Régulation et éthique

Procès Musk contre OpenAI : Microsoft rejoint une plainte aux enjeux majeurs

Elon Musk a élargi son offensive judiciaire contre OpenAI en visant aussi Microsoft et plusieurs personnalités liées aux deux groupes. La plainte modifiée, déposée en novembre 2024, mêle promesse fondatrice d’OpenAI, concurrence dans l’IA générative et poids croissant des grands partenariats technologiques.

Documents juridiques et serveurs illustrant le procès entre Elon Musk, OpenAI et Microsoft.
Illustration : Actu.ai

Elon Musk ne conteste plus seulement l’évolution d’OpenAI, l’entreprise qu’il a cofondée en 2015 avec Sam Altman et d’autres acteurs de la tech. Dans une plainte modifiée déposée le 14 novembre 2024 devant un tribunal fédéral californien, le patron de Tesla et de xAI cible désormais aussi Microsoft. Le litige ne porte pas uniquement sur un désaccord entre anciens partenaires : il interroge la place des entreprises à but non lucratif dans l’IA, les conditions des investissements et les limites de la concurrence dans un marché dominé par quelques grands groupes.
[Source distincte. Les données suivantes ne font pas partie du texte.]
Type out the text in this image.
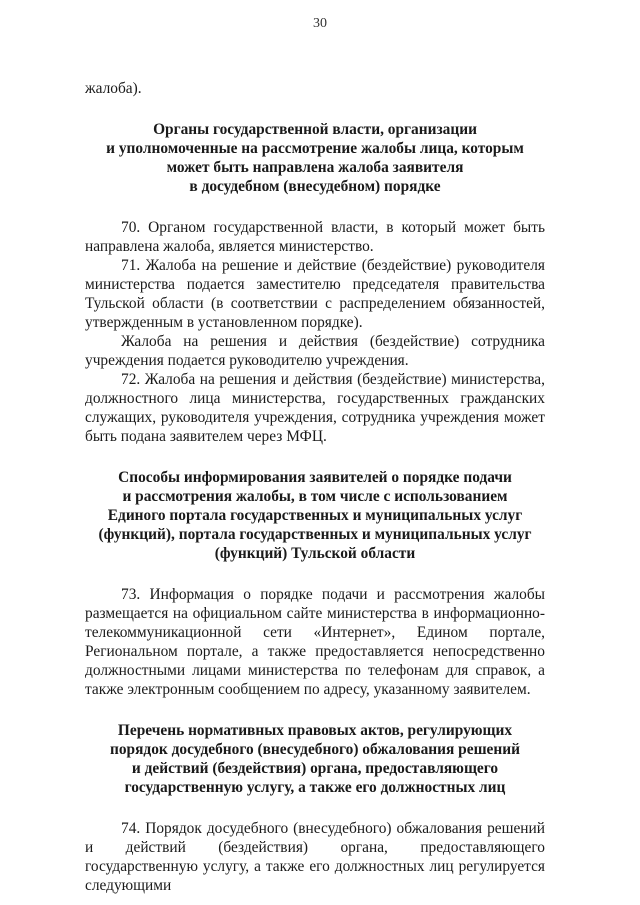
30

жалоба).

Органы государственной власти, организации
и уполномоченные на рассмотрение жалобы лица, которым
может быть направлена жалоба заявителя
в досудебном (внесудебном) порядке

70. Органом государственной власти, в который может быть направлена жалоба, является министерство.

71. Жалоба на решение и действие (бездействие) руководителя министерства подается заместителю председателя правительства Тульской области (в соответствии с распределением обязанностей, утвержденным в установленном порядке).

Жалоба на решения и действия (бездействие) сотрудника учреждения подается руководителю учреждения.

72. Жалоба на решения и действия (бездействие) министерства, должностного лица министерства, государственных гражданских служащих, руководителя учреждения, сотрудника учреждения может быть подана заявителем через МФЦ.

Способы информирования заявителей о порядке подачи
и рассмотрения жалобы, в том числе с использованием
Единого портала государственных и муниципальных услуг
(функций), портала государственных и муниципальных услуг
(функций) Тульской области

73. Информация о порядке подачи и рассмотрения жалобы размещается на официальном сайте министерства в информационно-телекоммуникационной сети «Интернет», Едином портале, Региональном портале, а также предоставляется непосредственно должностными лицами министерства по телефонам для справок, а также электронным сообщением по адресу, указанному заявителем.

Перечень нормативных правовых актов, регулирующих
порядок досудебного (внесудебного) обжалования решений
и действий (бездействия) органа, предоставляющего
государственную услугу, а также его должностных лиц

74. Порядок досудебного (внесудебного) обжалования решений и действий (бездействия) органа, предоставляющего государственную услугу, а также его должностных лиц регулируется следующими
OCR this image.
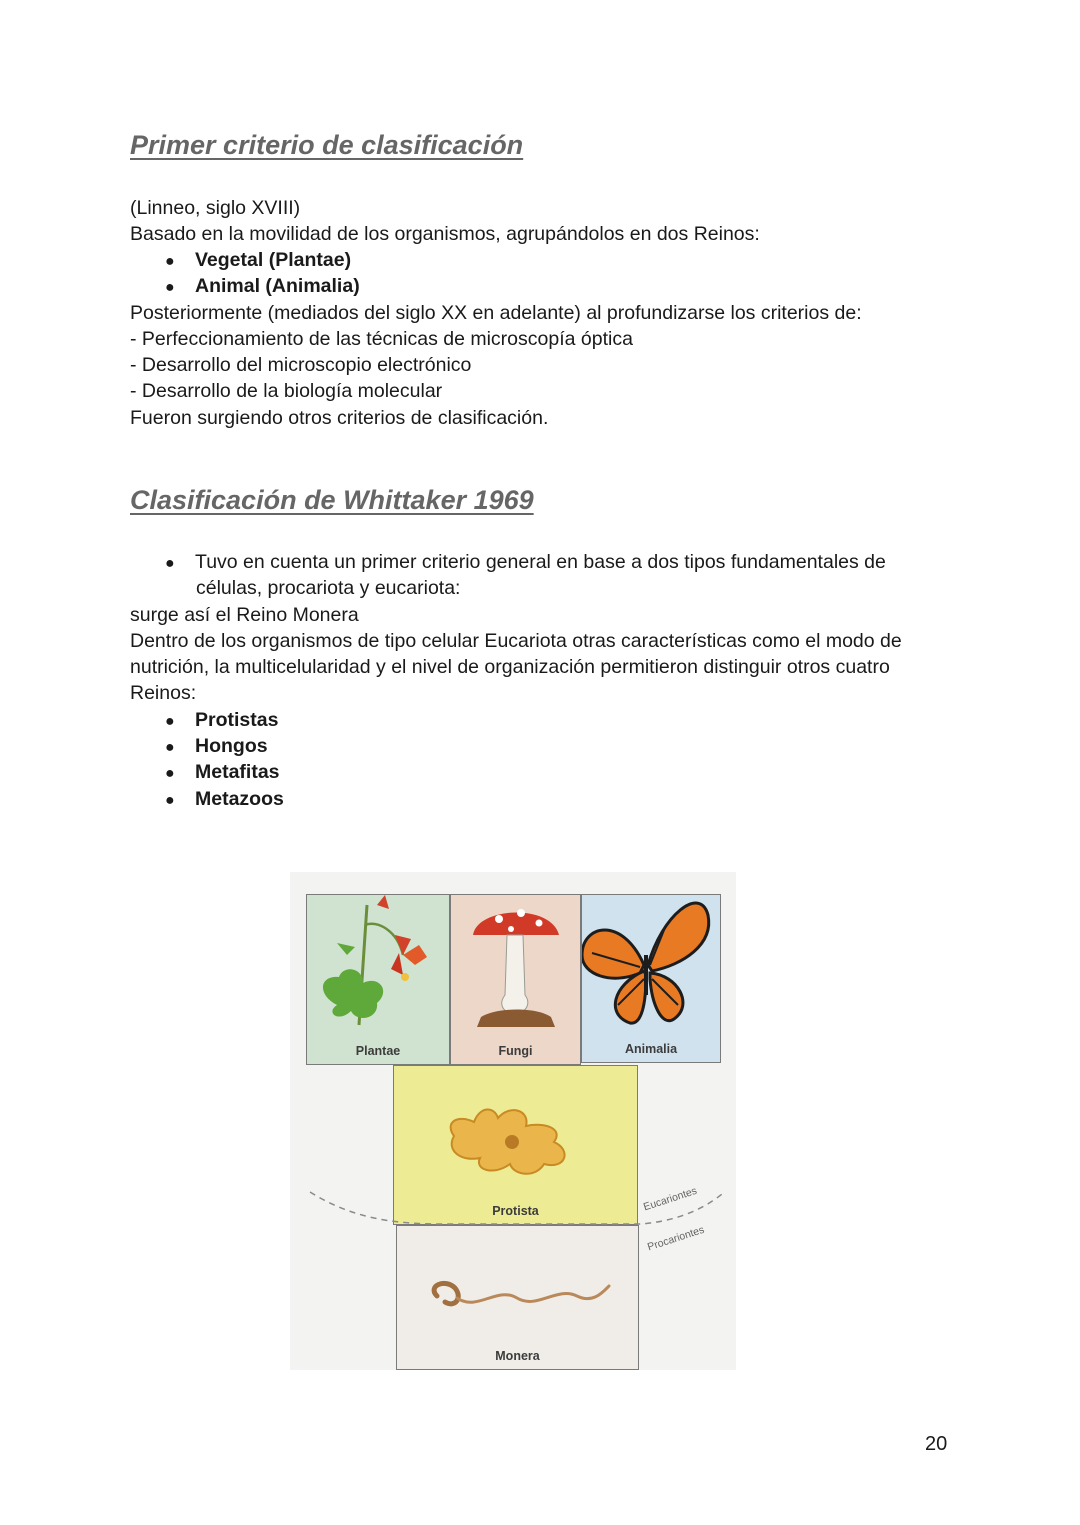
Primer criterio de clasificación

(Linneo, siglo XVIII)

Basado en la movilidad de los organismos, agrupándolos en dos Reinos:

● Vegetal (Plantae)

● Animal (Animalia)

Posteriormente (mediados del siglo XX en adelante) al profundizarse los criterios de:

- Perfeccionamiento de las técnicas de microscopía óptica

- Desarrollo del microscopio electrónico

- Desarrollo de la biología molecular

Fueron surgiendo otros criterios de clasificación.

Clasificación de Whittaker 1969

● Tuvo en cuenta un primer criterio general en base a dos tipos fundamentales de

células, procariota y eucariota:

surge así el Reino Monera

Dentro de los organismos de tipo celular Eucariota otras características como el modo de

nutrición, la multicelularidad y el nivel de organización permitieron distinguir otros cuatro

Reinos:

● Protistas

● Hongos

● Metafitas

● Metazoos

Plantae	Fungi	Animalia
Protista
Monera
Eucariontes
Procariontes
20
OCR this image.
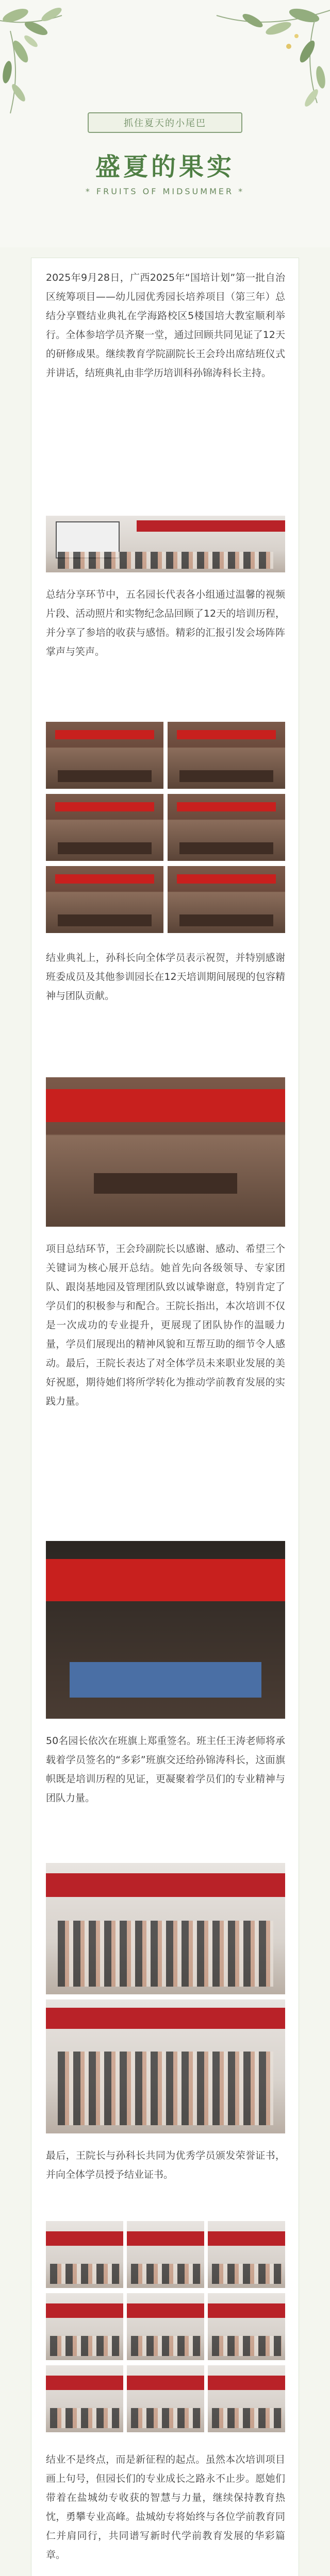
抓住夏天的小尾巴
盛夏的果实
* FRUITS OF MIDSUMMER *

2025年9月28日，广西2025年“国培计划”第一批自治区统筹项目——幼儿园优秀园长培养项目（第三年）总结分享暨结业典礼在学海路校区5楼国培大教室顺利举行。全体参培学员齐聚一堂，通过回顾共同见证了12天的研修成果。继续教育学院副院长王会玲出席结班仪式并讲话，结班典礼由非学历培训科孙锦涛科长主持。

总结分享环节中，五名园长代表各小组通过温馨的视频片段、活动照片和实物纪念品回顾了12天的培训历程，并分享了参培的收获与感悟。精彩的汇报引发会场阵阵掌声与笑声。

结业典礼上，孙科长向全体学员表示祝贺，并特别感谢班委成员及其他参训园长在12天培训期间展现的包容精神与团队贡献。

项目总结环节，王会玲副院长以感谢、感动、希望三个关键词为核心展开总结。她首先向各级领导、专家团队、跟岗基地园及管理团队致以诚挚谢意，特别肯定了学员们的积极参与和配合。王院长指出，本次培训不仅是一次成功的专业提升，更展现了团队协作的温暖力量，学员们展现出的精神风貌和互帮互助的细节令人感动。最后，王院长表达了对全体学员未来职业发展的美好祝愿，期待她们将所学转化为推动学前教育发展的实践力量。

50名园长依次在班旗上郑重签名。班主任王涛老师将承载着学员签名的“多彩”班旗交还给孙锦涛科长，这面旗帜既是培训历程的见证，更凝聚着学员们的专业精神与团队力量。

最后，王院长与孙科长共同为优秀学员颁发荣誉证书，并向全体学员授予结业证书。

结业不是终点，而是新征程的起点。虽然本次培训项目画上句号，但园长们的专业成长之路永不止步。愿她们带着在盐城幼专收获的智慧与力量，继续保持教育热忱，勇攀专业高峰。盐城幼专将始终与各位学前教育同仁并肩同行，共同谱写新时代学前教育发展的华彩篇章。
Au 19 novembre 2024, cette procédure n’a pas donné lieu à un jugement sur le fond. Les accusations de Musk restent donc à démontrer devant la justice. Mais l’élargissement de la plainte rend l’affaire plus sensible, car il met directement en cause le partenariat commercial le plus visible de l’IA générative.

D’un cofondateur à un adversaire judiciaire d’OpenAI

OpenAI a été créée avec une ambition affichée : développer une intelligence artificielle avancée au bénéfice de l’humanité. L’organisation est née sous la forme d’une structure à but non lucratif. Elon Musk, qui en a été l’un des cofondateurs, a quitté son conseil d’administration en 2018.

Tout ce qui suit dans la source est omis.